A obra de Neide Sá encontra-se enraizada no movimento de poesia visual

poema/processo, ativo entre 1967 e 1972, momento em que as relações entre palavra

poética e visualidade eram bastante discutidas e protagonizavam calorosos debates

sobre as possiblidades de expansão dos recursos expressionais do signo verbal mediante

incorporação de reflexões e estratégias oriundas do campo das artes plásticas.

Embora o concretismo e o neoconcretismo monopolizem a atenção dos

manuais didáticos de história da arte e da literatura no tocante às relações entre poesia e

visualidade na segunda metade do século XX, a verdade é que outros poetas e artistas –

em grupo ou em pesquisas individuais – também se aventuraram por esse território e

deixaram contribuições significativas para a ampliação de formulações críticas e

teóricas sobre os vínculos possíveis entre poesia e artes plásticas na contemporaneidade.

É o caso do poema/processo, que se articulou a partir do trabalho de Wlademir

Dias-Pino tanto teórico como prático, dado o caráter antecipador de seu poema A ave

(1959), reconhecido por Álvaro de Sá e Neide Sá, os dois principais articuladores do

movimento no Rio de Janeiro: “Wlademir já por ocasião d‘A Ave lançava

implicitamente e de forma precursora, a problemática do processo como núcleo

criativo.” (SÁ, 1979, p. 44.)

Ao dispor-se à atualização do repertório de estratégias estéticas implicadas na

poesia visual, o poema/processo preocupou-se, como diz a própria rubrica sob a qual

abriga-se o grupo, com a materialidade da poesia, em seu aspecto processual.

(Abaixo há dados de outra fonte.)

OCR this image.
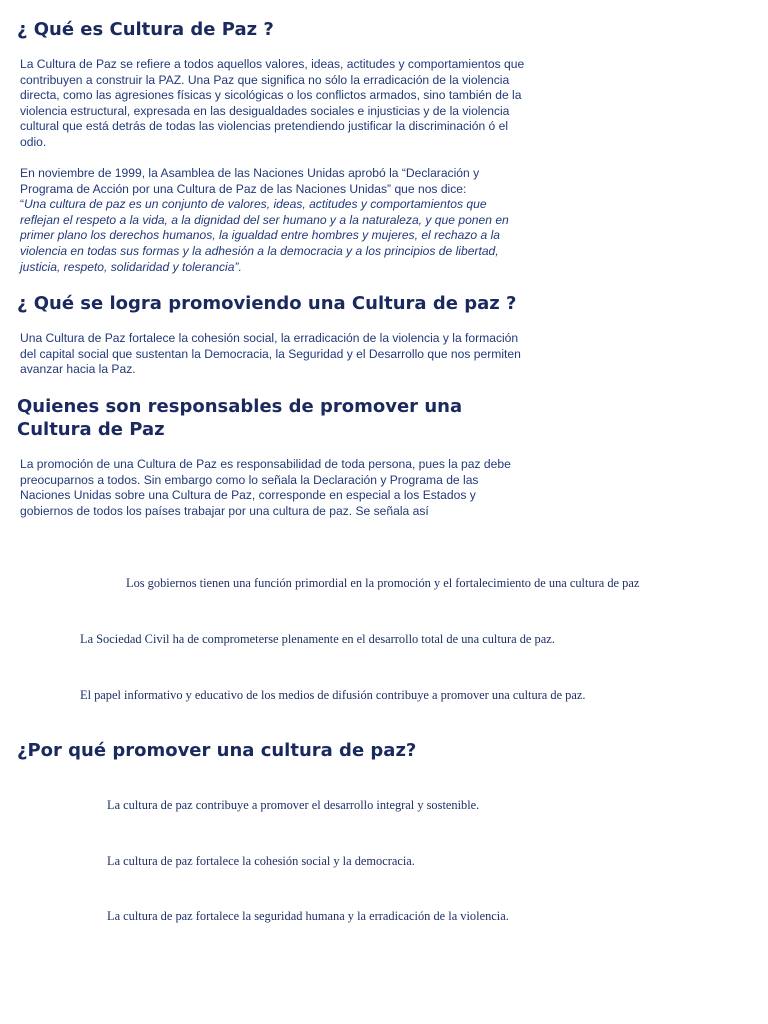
¿ Qué es Cultura de Paz ?

La Cultura de Paz se refiere a todos aquellos valores, ideas, actitudes y comportamientos que
contribuyen a construir la PAZ. Una Paz que significa no sólo la erradicación de la violencia
directa, como las agresiones físicas y sicológicas o los conflictos armados, sino también de la
violencia estructural, expresada en las desigualdades sociales e injusticias y de la violencia
cultural que está detrás de todas las violencias pretendiendo justificar la discriminación ó el
odio.

En noviembre de 1999, la Asamblea de las Naciones Unidas aprobó la “Declaración y
Programa de Acción por una Cultura de Paz de las Naciones Unidas” que nos dice:
“Una cultura de paz es un conjunto de valores, ideas, actitudes y comportamientos que
reflejan el respeto a la vida, a la dignidad del ser humano y a la naturaleza, y que ponen en
primer plano los derechos humanos, la igualdad entre hombres y mujeres, el rechazo a la
violencia en todas sus formas y la adhesión a la democracia y a los principios de libertad,
justicia, respeto, solidaridad y tolerancia”.

¿ Qué se logra promoviendo una Cultura de paz ?

Una Cultura de Paz fortalece la cohesión social, la erradicación de la violencia y la formación
del capital social que sustentan la Democracia, la Seguridad y el Desarrollo que nos permiten
avanzar hacia la Paz.

Quienes son responsables de promover una
Cultura de Paz

La promoción de una Cultura de Paz es responsabilidad de toda persona, pues la paz debe
preocuparnos a todos. Sin embargo como lo señala la Declaración y Programa de las
Naciones Unidas sobre una Cultura de Paz, corresponde en especial a los Estados y
gobiernos de todos los países trabajar por una cultura de paz. Se señala así

Los gobiernos tienen una función primordial en la promoción y el fortalecimiento de una cultura de paz

La Sociedad Civil ha de comprometerse plenamente en el desarrollo total de una cultura de paz.

El papel informativo y educativo de los medios de difusión contribuye a promover una cultura de paz.

¿Por qué promover una cultura de paz?

La cultura de paz contribuye a promover el desarrollo integral y sostenible.

La cultura de paz fortalece la cohesión social y la democracia.

La cultura de paz fortalece la seguridad humana y la erradicación de la violencia.
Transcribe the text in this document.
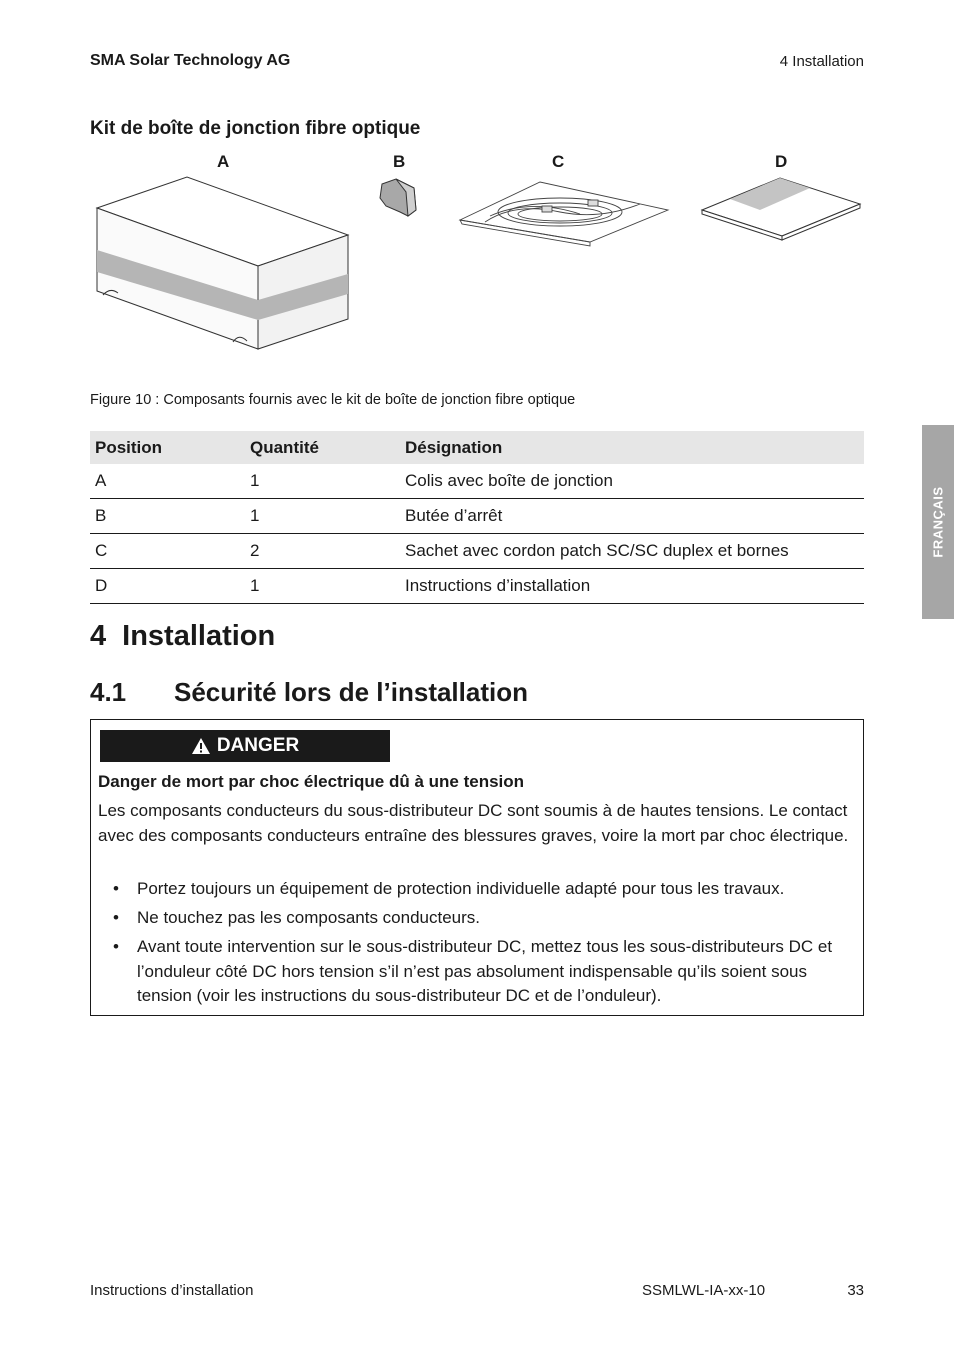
SMA Solar Technology AG	4 Installation
Kit de boîte de jonction fibre optique
A	B	C	D
Figure 10 : Composants fournis avec le kit de boîte de jonction fibre optique
Position	Quantité	Désignation
A	1	Colis avec boîte de jonction
B	1	Butée d’arrêt
C	2	Sachet avec cordon patch SC/SC duplex et bornes
D	1	Instructions d’installation
4 Installation
4.1 Sécurité lors de l’installation
DANGER
Danger de mort par choc électrique dû à une tension
Les composants conducteurs du sous-distributeur DC sont soumis à de hautes tensions. Le contact avec des composants conducteurs entraîne des blessures graves, voire la mort par choc électrique.
• Portez toujours un équipement de protection individuelle adapté pour tous les travaux.
• Ne touchez pas les composants conducteurs.
• Avant toute intervention sur le sous-distributeur DC, mettez tous les sous-distributeurs DC et l’onduleur côté DC hors tension s’il n’est pas absolument indispensable qu’ils soient sous tension (voir les instructions du sous-distributeur DC et de l’onduleur).
FRANÇAIS
Instructions d’installation	SSMLWL-IA-xx-10	33
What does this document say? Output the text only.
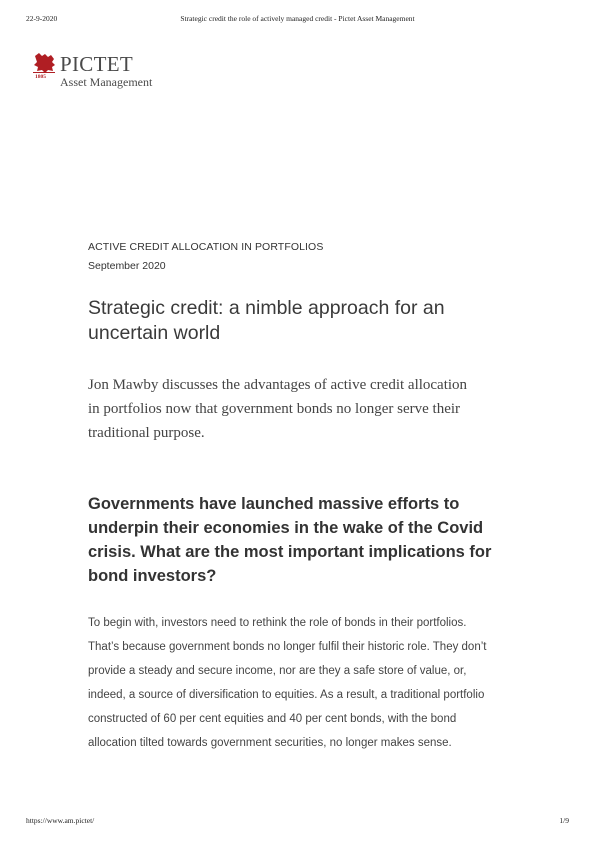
22-9-2020	Strategic credit the role of actively managed credit - Pictet Asset Management
1805
PICTET
Asset Management
ACTIVE CREDIT ALLOCATION IN PORTFOLIOS
September 2020
Strategic credit: a nimble approach for an uncertain world

Jon Mawby discusses the advantages of active credit allocation in portfolios now that government bonds no longer serve their traditional purpose.

Governments have launched massive efforts to underpin their economies in the wake of the Covid crisis. What are the most important implications for bond investors?

To begin with, investors need to rethink the role of bonds in their portfolios. That’s because government bonds no longer fulfil their historic role. They don’t provide a steady and secure income, nor are they a safe store of value, or, indeed, a source of diversification to equities. As a result, a traditional portfolio constructed of 60 per cent equities and 40 per cent bonds, with the bond allocation tilted towards government securities, no longer makes sense.

https://www.am.pictet/	1/9
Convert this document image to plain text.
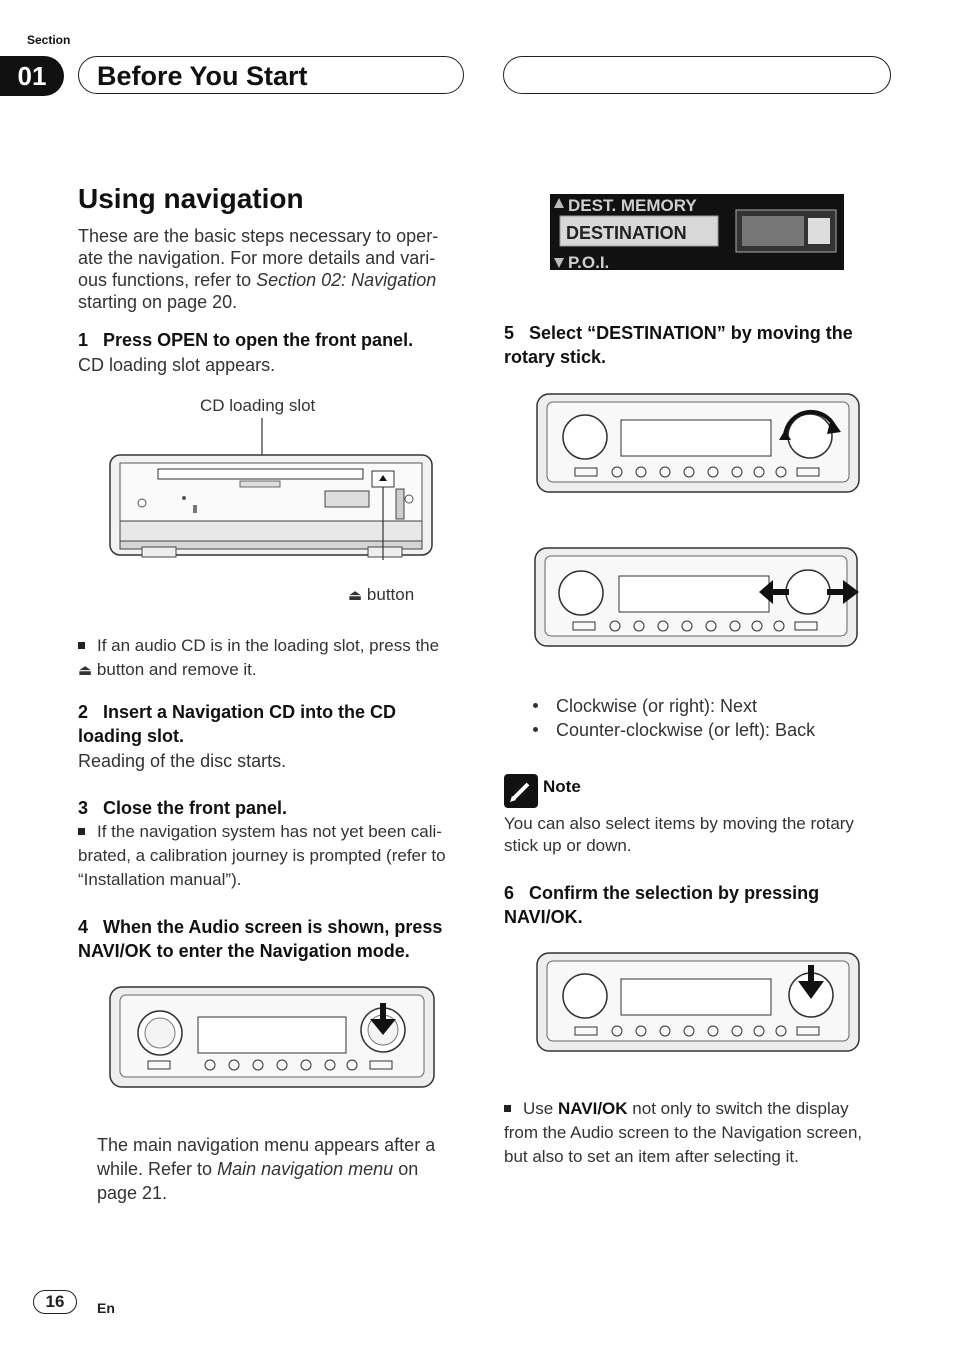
Section
01	Before You Start
Using navigation
These are the basic steps necessary to oper-
ate the navigation. For more details and vari-
ous functions, refer to Section 02: Navigation
starting on page 20.
1 Press OPEN to open the front panel.
CD loading slot appears.
CD loading slot
⏏ button
If an audio CD is in the loading slot, press the
⏏ button and remove it.
2 Insert a Navigation CD into the CD
loading slot.
Reading of the disc starts.
3 Close the front panel.
If the navigation system has not yet been cali-
brated, a calibration journey is prompted (refer to
“Installation manual”).
4 When the Audio screen is shown, press
NAVI/OK to enter the Navigation mode.
The main navigation menu appears after a
while. Refer to Main navigation menu on
page 21.
DEST. MEMORY
DESTINATION
P.O.I.
5 Select “DESTINATION” by moving the
rotary stick.
Clockwise (or right): Next
Counter-clockwise (or left): Back
Note
You can also select items by moving the rotary
stick up or down.
6 Confirm the selection by pressing
NAVI/OK.
Use NAVI/OK not only to switch the display
from the Audio screen to the Navigation screen,
but also to set an item after selecting it.
16	En
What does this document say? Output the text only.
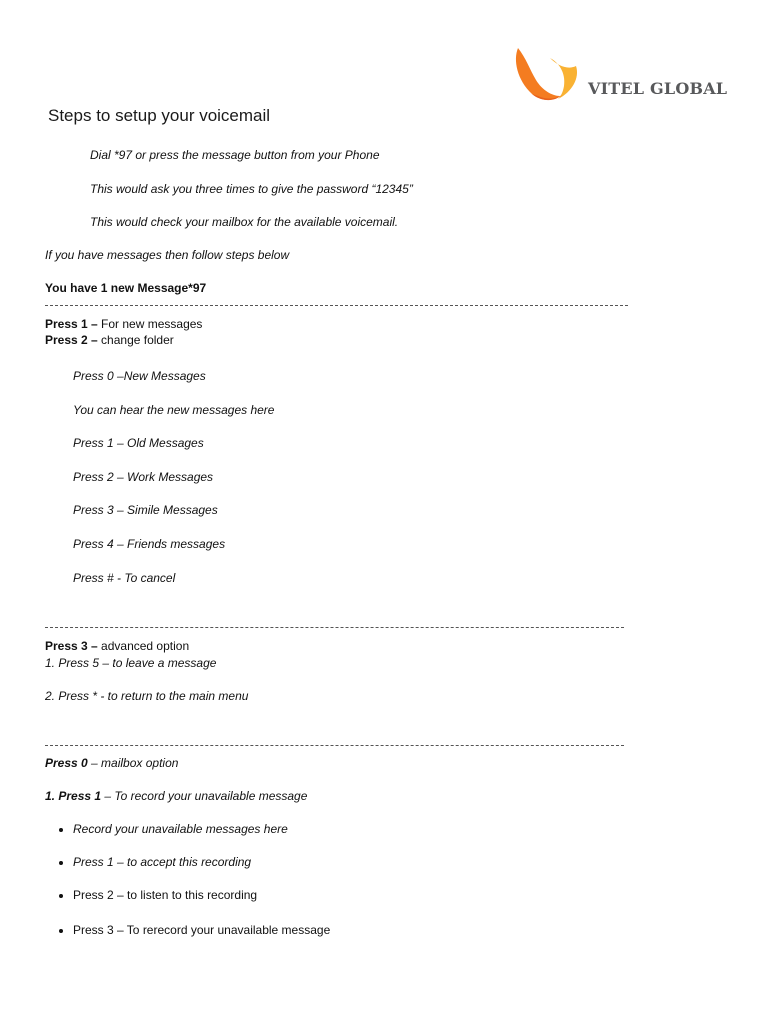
VITEL GLOBAL
Steps to setup your voicemail
Dial *97 or press the message button from your Phone
This would ask you three times to give the password “12345”
This would check your mailbox for the available voicemail.
If you have messages then follow steps below
You have 1 new Message*97
Press 1 – For new messages
Press 2 – change folder
Press 0 –New Messages
You can hear the new messages here
Press 1 – Old Messages
Press 2 – Work Messages
Press 3 – Simile Messages
Press 4 – Friends messages
Press # - To cancel
Press 3 – advanced option
1. Press 5 – to leave a message
2. Press * - to return to the main menu
Press 0 – mailbox option
1. Press 1 – To record your unavailable message
Record your unavailable messages here
Press 1 – to accept this recording
Press 2 – to listen to this recording
Press 3 – To rerecord your unavailable message
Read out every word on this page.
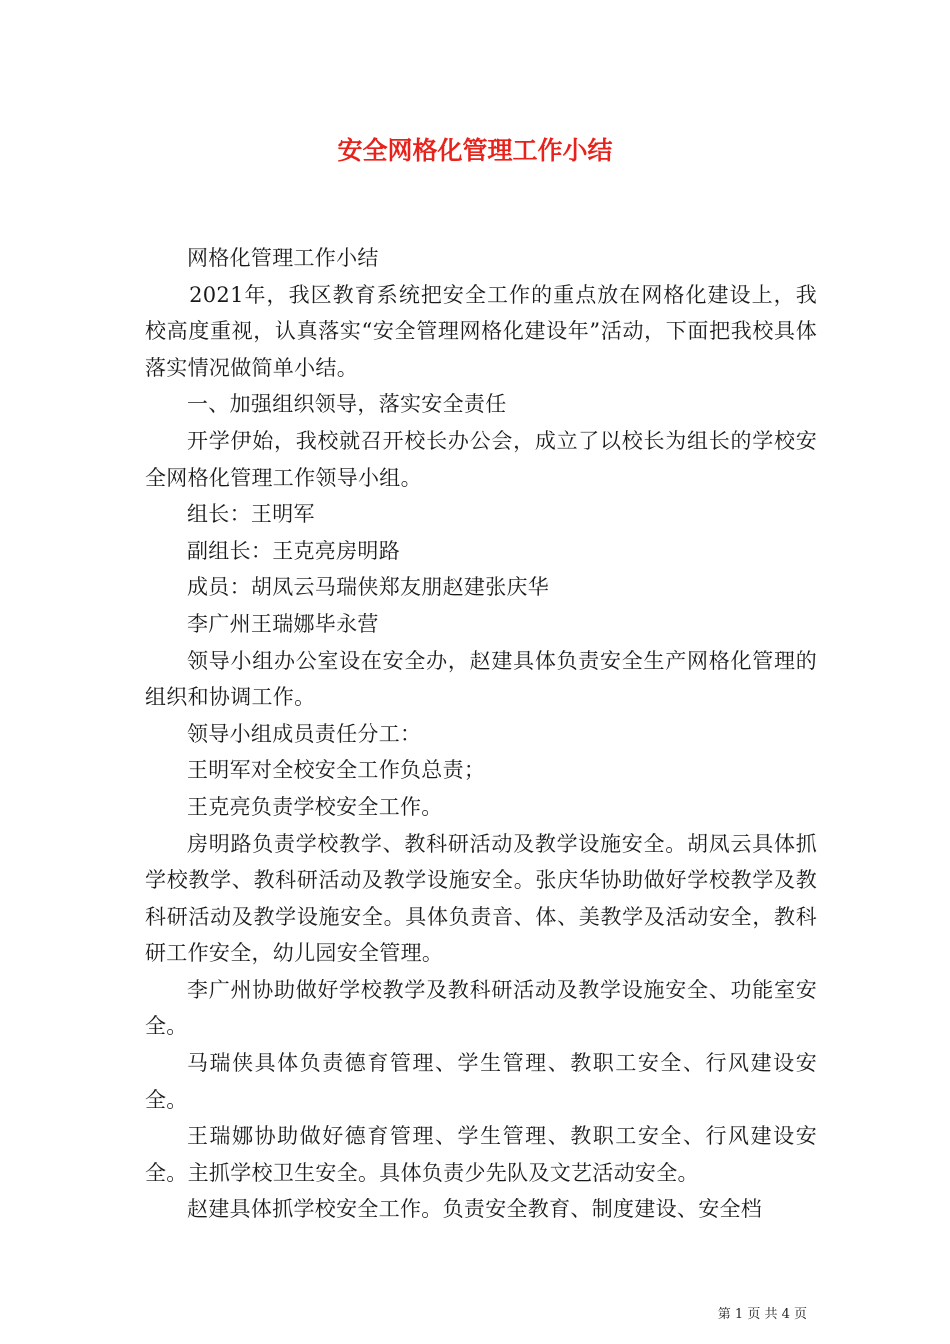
安全网格化管理工作小结

网格化管理工作小结

2021年，我区教育系统把安全工作的重点放在网格化建设上，我校高度重视，认真落实“安全管理网格化建设年”活动，下面把我校具体落实情况做简单小结。

一、加强组织领导，落实安全责任

开学伊始，我校就召开校长办公会，成立了以校长为组长的学校安全网格化管理工作领导小组。

组长：王明军

副组长：王克亮房明路

成员：胡凤云马瑞侠郑友朋赵建张庆华

李广州王瑞娜毕永营

领导小组办公室设在安全办，赵建具体负责安全生产网格化管理的组织和协调工作。

领导小组成员责任分工：

王明军对全校安全工作负总责；

王克亮负责学校安全工作。

房明路负责学校教学、教科研活动及教学设施安全。胡凤云具体抓学校教学、教科研活动及教学设施安全。张庆华协助做好学校教学及教科研活动及教学设施安全。具体负责音、体、美教学及活动安全，教科研工作安全，幼儿园安全管理。

李广州协助做好学校教学及教科研活动及教学设施安全、功能室安全。

马瑞侠具体负责德育管理、学生管理、教职工安全、行风建设安全。

王瑞娜协助做好德育管理、学生管理、教职工安全、行风建设安全。主抓学校卫生安全。具体负责少先队及文艺活动安全。

赵建具体抓学校安全工作。负责安全教育、制度建设、安全档

第 1 页 共 4 页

Assim, em

lugar do texto, “o que interessa coletivamente é o processo do poema” (DIAS-PINO,

1973, p. 12). É assim que será performatizado, por exemplo, o “Pão poema/processo”,

em que algumas centenas de pessoas comeram um pão-poema preparado pela Frente

Pernambucana do movimento durante a Feira de Arte do Recife em 1970. Experimentos

como o “Pão poema/processo” e os Poemas comestíveis (Álvaro de Sá) buscavam

estender as fronteiras abertas da poesia até os limites com o happening e performance.

Segundo Dias-Pino, ao deslocar a atenção do poema para o processo, “a estrutura

acabada (o sentido da obra mesmo aberta) é colocada em xeque” (DIAS-PINO, 1973, p.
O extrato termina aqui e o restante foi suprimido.